Tubal ligation, either for the wife or husband, is frequently chosen as a means of contraception when a couple feels that they have completed their family. Unfortunately, occasionally divorce or another tragedy intercedes and the wife, if she had the tubal ligation, would like to reestablish her fertility potential and conceive more children.
Many couples feel that In Vitro Fertilization (IVF) is the best alternative in this situation. In many cases, nothing could be further from the truth.
IVF is expensive ($10,000-$20,000 per try), is not covered by insurance (in cases where a tubal ligation has been performed) and gives only a 40% per cycle at best chance of conception. Also, the chance of multi-fetal pregnancies and ectopic pregnancies are significant.
The traditional answer to restoring a woman’s fertility following a tubal ligation has been a microsurgical resection of the damaged fallopian tube with a microsurgical reanastamosis. This is a procedure that should only be performed by a fellowship trained reproductive endocrinologist who trained extensively in microsurgery (something that REI fellowship programs have gotten away from since the mid-90’s with the much greater emphasis being placed on IVF).
Success rates with microsurgical reversal of tubal ligations run as high as 80–85% in couples where the final tube length is 5 cm or more on the best side, the wife still ovulates well, and the husband is fertile. Essentially, in my hands, the couple is put back into the normal, pre-tubal ligation, fertile population.
Success does diminish with shortening length of fallopian tube. A couple can expect a 40–50% chance of a full term pregnancy if the final tube length is 4–5 cm. If the tube length is 3–4 cm, then their pregnancy success rate is 30–40%. 20–30% is the expected pregnancy rate if the final tube length is 2–3 cm. When the final tube length on the best side is less than 2 cm, the success rate is less than 5%.
When I work with a couple who wants a microsurgical reversal of a tubal ligation, we first check the fertility of the husband with a semen analysis and evaluate the quality of the wife’s current ovulatory function with basal body temperature charting. Assuming these factors are adequate, I then discuss with the couple what pregnancy percentages they feel are acceptable for them to proceed with the microsurgical tubal re-anastomosis. The couple’s acceptable success rate is determined prior to surgery.

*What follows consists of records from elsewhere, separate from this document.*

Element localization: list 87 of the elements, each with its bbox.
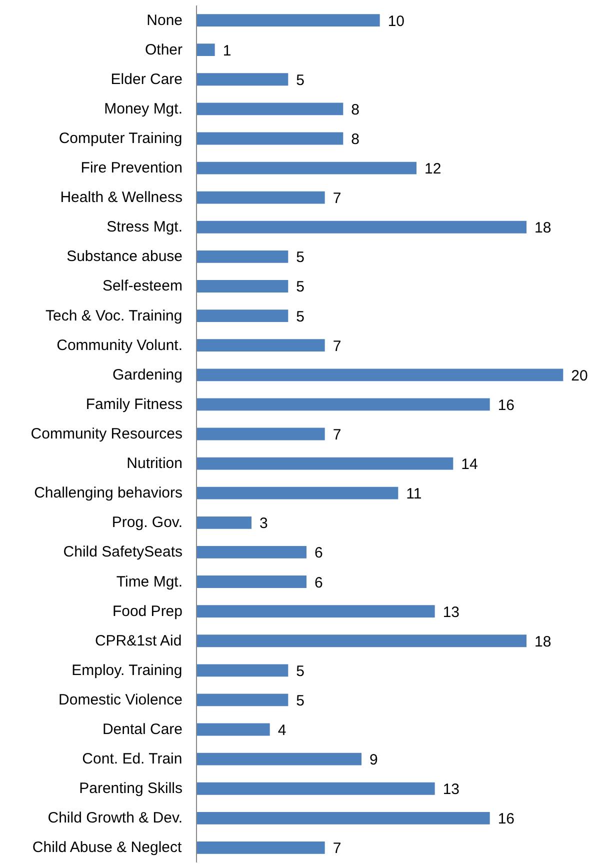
data-label: 18 <box>534 633 552 650</box>
y-tick-label: Computer Training <box>58 130 182 147</box>
y-tick-label: Substance abuse <box>66 248 182 266</box>
y-tick-label: Other <box>144 41 183 58</box>
bar <box>196 576 306 588</box>
bar <box>196 486 398 500</box>
y-tick-label: Cont. Ed. Train <box>82 750 182 768</box>
data-label: 10 <box>388 12 405 30</box>
y-tick-label: Child Abuse & Neglect <box>32 839 183 856</box>
bar <box>196 280 288 292</box>
bar <box>196 44 215 56</box>
data-label: 7 <box>332 840 342 858</box>
y-tick-label: Time Mgt. <box>116 573 183 590</box>
data-label: 3 <box>260 515 268 532</box>
bar <box>196 250 288 263</box>
bar <box>196 782 435 795</box>
bar <box>196 191 325 204</box>
y-tick-label: Health & Wellness <box>60 189 183 206</box>
y-tick-label: Parenting Skills <box>79 780 183 798</box>
data-label: 5 <box>296 308 305 326</box>
y-tick-label: CPR&1st Aid <box>94 632 182 650</box>
y-tick-label: Employ. Training <box>72 662 182 679</box>
data-label: 5 <box>296 692 305 710</box>
y-tick-label: Money Mgt. <box>104 100 183 118</box>
bar <box>196 368 564 382</box>
bar <box>196 752 362 766</box>
data-label: 8 <box>351 101 360 118</box>
bar <box>196 546 306 558</box>
bar <box>196 664 288 677</box>
data-label: 1 <box>222 42 232 60</box>
bar <box>196 516 252 529</box>
bar <box>196 428 325 440</box>
bar <box>196 14 380 26</box>
bar <box>196 102 344 116</box>
y-tick-label: Challenging behaviors <box>34 484 183 502</box>
y-tick-label: Fire Prevention <box>80 160 183 177</box>
bar <box>196 842 325 854</box>
y-tick-label: Family Fitness <box>86 396 183 413</box>
y-tick-label: Community Volunt. <box>56 336 182 354</box>
y-tick-label: Gardening <box>112 366 183 384</box>
y-tick-label: Prog. Gov. <box>112 514 183 532</box>
data-label: 14 <box>461 456 478 474</box>
y-tick-label: Self-esteem <box>102 278 183 295</box>
data-label: 8 <box>351 130 360 148</box>
bar <box>196 339 325 352</box>
bar <box>196 723 270 736</box>
y-tick-label: Child SafetySeats <box>63 544 183 561</box>
y-tick-label: Domestic Violence <box>58 691 183 708</box>
y-tick-label: Stress Mgt. <box>106 218 183 236</box>
bar <box>196 132 344 145</box>
y-tick-label: Nutrition <box>126 455 183 472</box>
bar <box>196 812 490 824</box>
data-label: 6 <box>314 574 323 592</box>
data-label: 5 <box>296 249 305 266</box>
data-label: 18 <box>534 220 552 237</box>
data-label: 7 <box>332 190 342 208</box>
bar <box>196 694 288 706</box>
bar <box>196 162 416 174</box>
y-tick-label: Child Growth & Dev. <box>48 810 182 827</box>
data-label: 16 <box>498 810 515 828</box>
bar <box>196 310 288 322</box>
data-label: 13 <box>442 604 460 621</box>
data-label: 13 <box>442 781 460 798</box>
bar <box>196 457 454 470</box>
y-tick-label: Elder Care <box>110 70 183 88</box>
bar <box>196 220 526 234</box>
data-label: 6 <box>314 544 323 562</box>
y-tick-label: Food Prep <box>112 602 183 620</box>
y-tick-label: Tech & Voc. Training <box>45 307 182 324</box>
data-label: 5 <box>296 662 305 680</box>
bar <box>196 398 490 411</box>
data-label: 7 <box>332 426 342 444</box>
bar <box>196 605 435 618</box>
data-label: 4 <box>278 722 286 740</box>
y-tick-label: Community Resources <box>30 426 183 442</box>
data-label: 12 <box>424 160 442 178</box>
data-label: 7 <box>332 338 342 355</box>
y-tick-label: None <box>146 12 182 29</box>
bar <box>196 73 288 86</box>
data-label: 16 <box>498 396 515 414</box>
y-tick-label: Dental Care <box>102 721 183 738</box>
bar <box>196 634 526 648</box>
data-label: 5 <box>296 72 305 89</box>
data-label: 20 <box>571 367 588 384</box>
data-label: 5 <box>296 278 305 296</box>
data-label: 9 <box>370 752 378 769</box>
data-label: 11 <box>406 486 422 503</box>
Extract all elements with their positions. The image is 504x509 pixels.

On the day of surgery, under general anesthesia, I perform a laparoscopy and measure the length of fallopian tube remaining on both the left and right sides. The pregnancy success rate is determined by the best side (as is the pregnancy success rate with any infertility surgery). If the laparoscopic findings appear to meet the couple’s desires, I then proceed with a laparotomy (small bikini incision, usually about 6 inches long) and perform the microsurgical tubal re-anastomosis. If there is not sufficient Fallopian tube length to meet the couple’s desires, then I stop at the laparoscopy and the surgery is ended. In this case, approximately 20–30 minutes of surgical time elapsed.
Microsurgery permits me to adequately evaluate how healthy the tissue is in the lumens of the proximal and distal segments of the fallopian tubes once I open them. I then, micro-surgically, using absorbable sutures that are much finer than a strand of hair, approximate the very small proximal and distal fallopian tube lumens. Further fine sutures are then placed microsurgically around the circumference of the fallopian tube at the anastomosis site to strengthen this union while the tissues heal. Using this microsurgical approach, with the advantage of marked magnification, a patency rate well in excess of 90% is achieved.
I also anastomose both the left and right fallopian tubes. Once the operative field is “set up” it only takes another 20 to 30 minutes to do the second tube. I have always been baffled by my colleagues who do one tube and leave the other blocked, an unfortunately common practice.
Most patients are back to their normal, moderate activities, including work, in 3–4 weeks. However, full abdominal wall healing is not achieved for 3 months. Therefore, I caution ladies not to do heavy lifting or directly strain the abdominal incision until full healing has been achieved. I also ask couples to refrain from attempting to conceive for 3 months following the surgery to permit the tubes to heal (though I have had couples successfully conceive children the first month after the surgery).
A patient can expect to spend approximately $8000 overall for this surgical procedure. If only a laparoscopy is done, then a significant portion of my fee for the surgery is refunded to the patient. Included in this $8000 estimate are hospital, operating room, and anesthesia expenses.
Recently, an infrequent colleague is attempting to offer this reversal of tubal ligations non-microscopically through the laparoscope. Unfortunately, their pregnancy rates in the best of cases are only 45–50%. This is compared to the 80 – 85% pregnancy rates my patients achieve when I perform microsurgery.